Davenport is a city in Iowa that borders the Mississippi River. The city has an estimated population of 99,514 (2006). Davenport often makes national headlines when the Mississippi River floods. It is the only city over 20,000 people bordering the Mississippi that has no permanent floodwall or levee. Davenport prefers the open access to the river for parks and vistas over having access cut off by dikes and levees.
Davenport was established in 1836 and named after the town's first permanent resident and prominent businessman, Colonel George Davenport. Colonel Davenport arrived in 1816 with the establishment of Fort Armstrong. He acted as a "sutler," or supplier, for the army's Fort Armstrong from 1816 - 1845. Fort Armstrong was located on the northwestern tip of Arsenal Island with the purpose of monitoring fur trade traffic in the area and keeping the peace between local American Indian tribes. The first railroad bridge stretching across the Mississippi River connected Davenport and Rock Island, Illinois, was built in 1856 by the Rock Island Railroad. Steamboaters saw nationwide railroads as a threat to their business.

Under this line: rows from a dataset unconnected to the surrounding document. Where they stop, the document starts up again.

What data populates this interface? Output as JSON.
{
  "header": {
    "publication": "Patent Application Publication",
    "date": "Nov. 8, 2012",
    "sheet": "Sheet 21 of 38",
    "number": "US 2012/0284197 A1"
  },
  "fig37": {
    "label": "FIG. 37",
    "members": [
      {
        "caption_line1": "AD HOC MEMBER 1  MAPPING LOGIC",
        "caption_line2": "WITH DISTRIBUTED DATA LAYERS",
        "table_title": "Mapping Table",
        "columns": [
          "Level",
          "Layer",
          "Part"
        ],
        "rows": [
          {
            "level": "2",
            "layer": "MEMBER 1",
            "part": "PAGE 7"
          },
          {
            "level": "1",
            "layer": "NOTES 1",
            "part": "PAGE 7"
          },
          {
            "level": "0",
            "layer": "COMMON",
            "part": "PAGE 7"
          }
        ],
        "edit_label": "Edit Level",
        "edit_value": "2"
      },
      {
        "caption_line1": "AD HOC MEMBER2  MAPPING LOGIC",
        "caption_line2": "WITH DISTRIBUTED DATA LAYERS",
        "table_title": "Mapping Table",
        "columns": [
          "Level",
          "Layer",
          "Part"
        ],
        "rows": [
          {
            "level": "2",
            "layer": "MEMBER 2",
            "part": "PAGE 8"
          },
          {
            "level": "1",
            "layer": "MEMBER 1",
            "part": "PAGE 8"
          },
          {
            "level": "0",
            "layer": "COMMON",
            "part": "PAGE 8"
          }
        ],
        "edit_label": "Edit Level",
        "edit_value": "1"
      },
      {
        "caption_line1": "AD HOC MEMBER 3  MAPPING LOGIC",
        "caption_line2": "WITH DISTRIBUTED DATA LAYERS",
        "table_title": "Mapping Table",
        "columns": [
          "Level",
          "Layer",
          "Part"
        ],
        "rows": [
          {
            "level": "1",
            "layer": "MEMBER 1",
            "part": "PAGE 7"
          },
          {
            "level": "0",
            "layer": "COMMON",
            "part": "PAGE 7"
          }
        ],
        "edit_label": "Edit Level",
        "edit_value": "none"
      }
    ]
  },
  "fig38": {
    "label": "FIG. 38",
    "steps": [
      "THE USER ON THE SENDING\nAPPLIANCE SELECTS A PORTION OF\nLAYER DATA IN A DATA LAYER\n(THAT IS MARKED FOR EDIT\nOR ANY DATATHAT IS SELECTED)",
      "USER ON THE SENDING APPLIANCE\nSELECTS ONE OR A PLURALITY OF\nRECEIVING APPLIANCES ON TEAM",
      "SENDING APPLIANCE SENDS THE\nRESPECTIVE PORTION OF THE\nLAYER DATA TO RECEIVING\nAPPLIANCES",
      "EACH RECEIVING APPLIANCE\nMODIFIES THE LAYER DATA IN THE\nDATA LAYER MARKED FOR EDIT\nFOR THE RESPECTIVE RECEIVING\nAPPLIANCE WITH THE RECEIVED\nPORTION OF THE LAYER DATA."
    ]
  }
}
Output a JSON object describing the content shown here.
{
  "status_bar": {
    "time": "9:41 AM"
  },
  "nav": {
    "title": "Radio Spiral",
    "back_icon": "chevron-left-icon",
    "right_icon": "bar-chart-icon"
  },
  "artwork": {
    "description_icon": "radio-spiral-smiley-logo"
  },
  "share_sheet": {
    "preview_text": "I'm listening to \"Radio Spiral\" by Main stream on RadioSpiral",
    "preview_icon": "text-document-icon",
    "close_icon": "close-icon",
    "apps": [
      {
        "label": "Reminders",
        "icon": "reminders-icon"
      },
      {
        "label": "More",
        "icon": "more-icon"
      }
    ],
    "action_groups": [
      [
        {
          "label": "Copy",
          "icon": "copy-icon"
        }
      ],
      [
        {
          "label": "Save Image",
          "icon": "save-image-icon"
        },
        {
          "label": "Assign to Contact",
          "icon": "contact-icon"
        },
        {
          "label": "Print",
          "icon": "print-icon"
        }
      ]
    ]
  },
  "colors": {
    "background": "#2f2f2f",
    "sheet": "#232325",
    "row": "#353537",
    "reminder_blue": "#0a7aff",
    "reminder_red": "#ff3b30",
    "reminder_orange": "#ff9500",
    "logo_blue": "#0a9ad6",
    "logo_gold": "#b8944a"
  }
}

Keokuk, chief of the Sac tribe, and General Winfield Scott signed a treaty to end the Black Hawk War in 1832 on the same spot the railroad bridge would later be built. The treaty resulted in the United States gaining six million acres of land.
Several well known annual music festivals take place in Davenport, including the Mississippi Valley Blues Festival, The Mississippi Valley Fair, and the Bix Beiderbecke Memorial Jazz Festival, dedicated to Davenport native Bix Beiderbecke. An internationally known seven-mile foot race called the Bix 7 takes place during the festival. Other notable events include Sturgis on the River, the Mississippi Valley Blues Festival, and River Roots Live.